On some of the bikes people have found kits or suitable seals by searching for the original manufacturer's parts.. BMW doesn't build hydraulic parts, they typically farm this out to Magura or Tocico. As a WAG - Magura probably made the clutch master cylinder, and there are Magura rebuild kits available. The trick to figuring out what one might work is to know the bore of the cylinder and the stroke of the piston, then try to match that up with a kit for another brand bike.

That may be more chancy then you want to deal with, or more trouble then it's worth.. so it's a do this at your own risk. You may well end up buying a new cylinder anyway.
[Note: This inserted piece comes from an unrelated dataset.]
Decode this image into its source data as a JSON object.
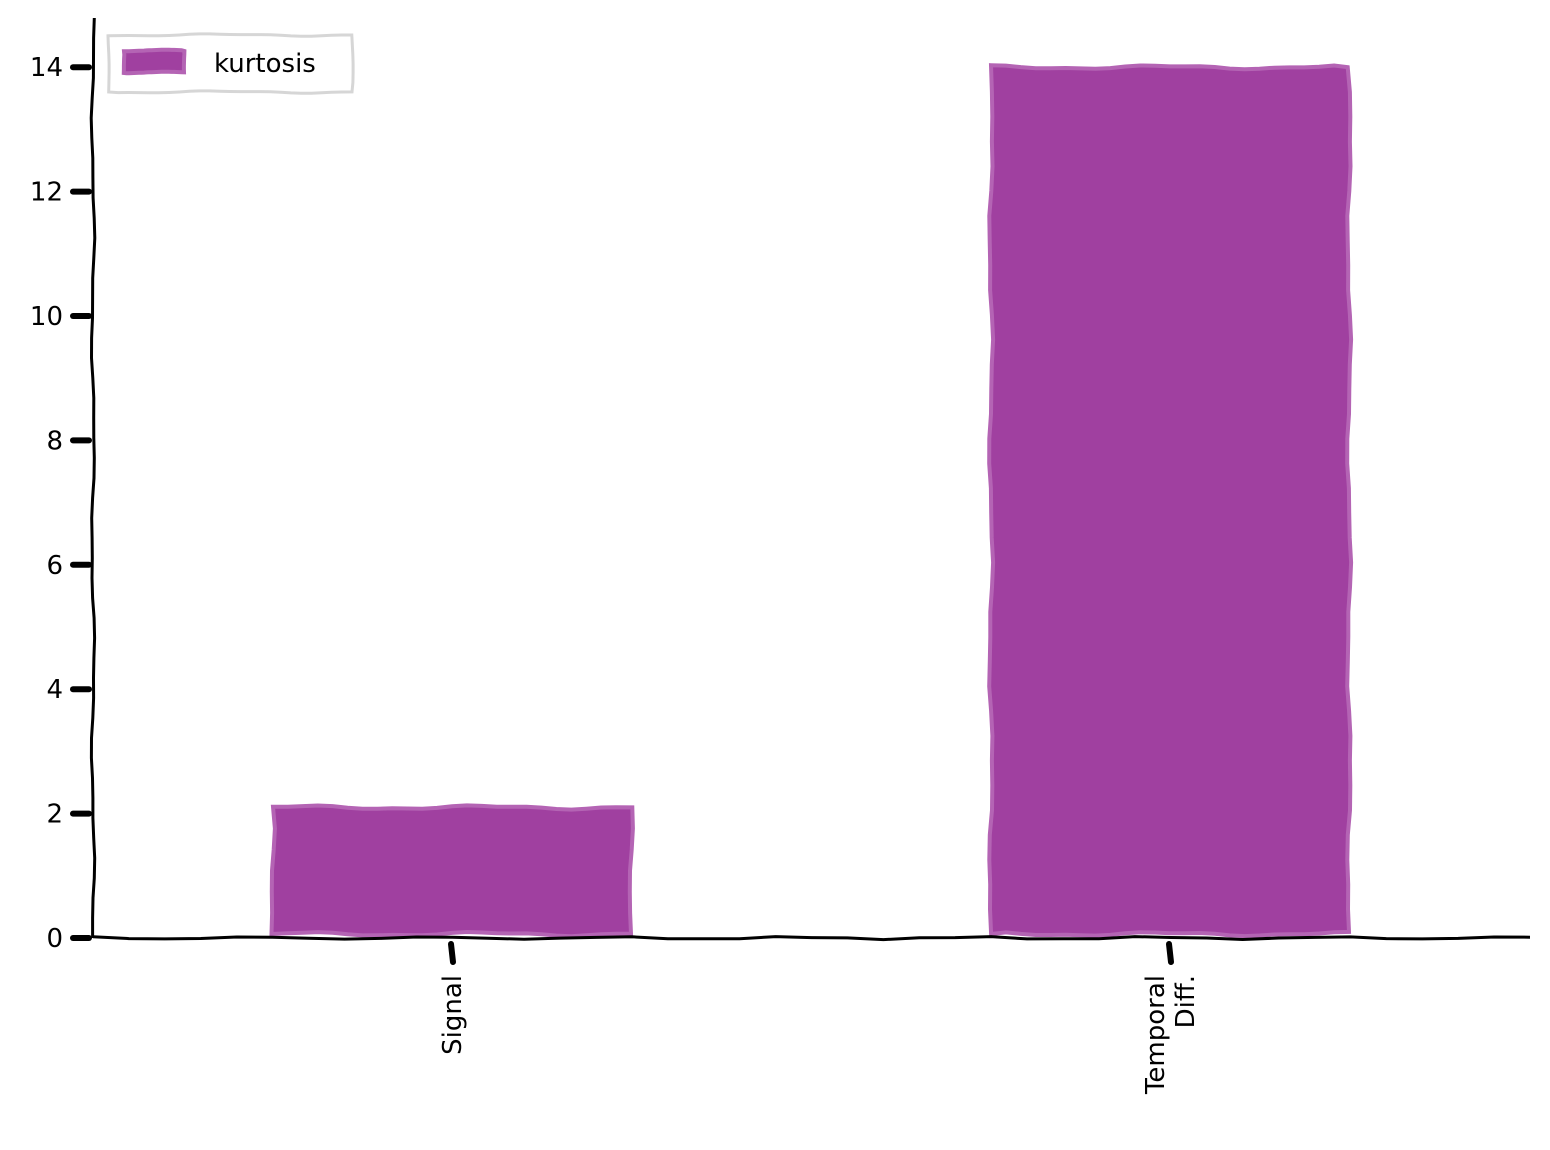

BTW - hopefully you haven't used brake fluid in the circuit. It is only spec'd for use with mineral fluid (sold by Magura..) Brake fluid will probably destroy the seals in the system.
 
Sounds like new cylinder time for both of you. BMW stopped selling hydraulic rebuild kits some years ago (probably for liability reasons - and since dealers won't rebuild anything on-site since then they own the part for life..) but..

On some of the bikes people have found kits or suitable seals by searching for the original manufacturer's parts.. BMW doesn't build hydraulic parts, they typically farm this out to Magura or Tocico. As a WAG - Magura probably made the clutch master cylinder, and there are Magura rebuild kits available. The trick to figuring out what one might work is to know the bore of the cylinder and the stroke of the piston, then try to match that up with a kit for another brand bike.

That may be more chancy then you want to deal with, or more trouble then it's worth.. so it's a do this at your own risk. You may well end up buying a new cylinder anyway.

BTW - hopefully you haven't used brake fluid in the circuit. It is only spec'd for use with mineral fluid (sold by Magura..) Brake fluid will probably destroy the seals in the system.

That's what I'm thinking. Such a pricey part, too bad there's not a reliable test. And, at less than 9K miles. I pulled the slave again just to be sure and it looked fine. The lady at west Valley Cycles suggested a new clutch line but that seems an unlikely culprit. I'll probably trailer it to a pro (Lior) on Monday. I hoping to do a long, possibly overnight ride next week end (my first). I can understand a comment I heard a long time ago made by the winner of one of the first California lotteries. The press asked how it felt to be a millionaire. His reply was "It doesn't do you much good if your bike is in the shop"........
 
That's what I'm thinking. Such a pricey part, too bad there's not a reliable test. And, at less than 9K miles. I pulled the slave again just to be sure and it looked fine. The lady at west Valley Cycles suggested a new clutch line but that seems an unlikely culprit. I'll probably trailer it to a pro (Lior) on Monday. I hoping to do a long, possibly overnight ride next week end (my first). I can understand a comment I heard a long time ago made by the winner of one of the first California lotteries. The press asked how it felt to be a millionaire. His reply was "It doesn't do you much good if your bike is in the shop"........

Got a replacement clutch master cylinder installed today and that fixed the problem. Got it at Lior's Moto Ride in Corona, Ca. Excellent mechanic and hell of a nice guy.
 
All this is why I prefer a cable operated clutch. 170,000+ trouble free clutch operation miles on my RS with a cable operated clutch. Simple. Direct. No seals. Good feel. VERY easy to service. When the cable does anything wierd you feel it directly.

Makes me wonder about my next project bike, a 2007 R1200RT rebuild.

Too bad there isn't a clutch cable conversion kit for the newer R's.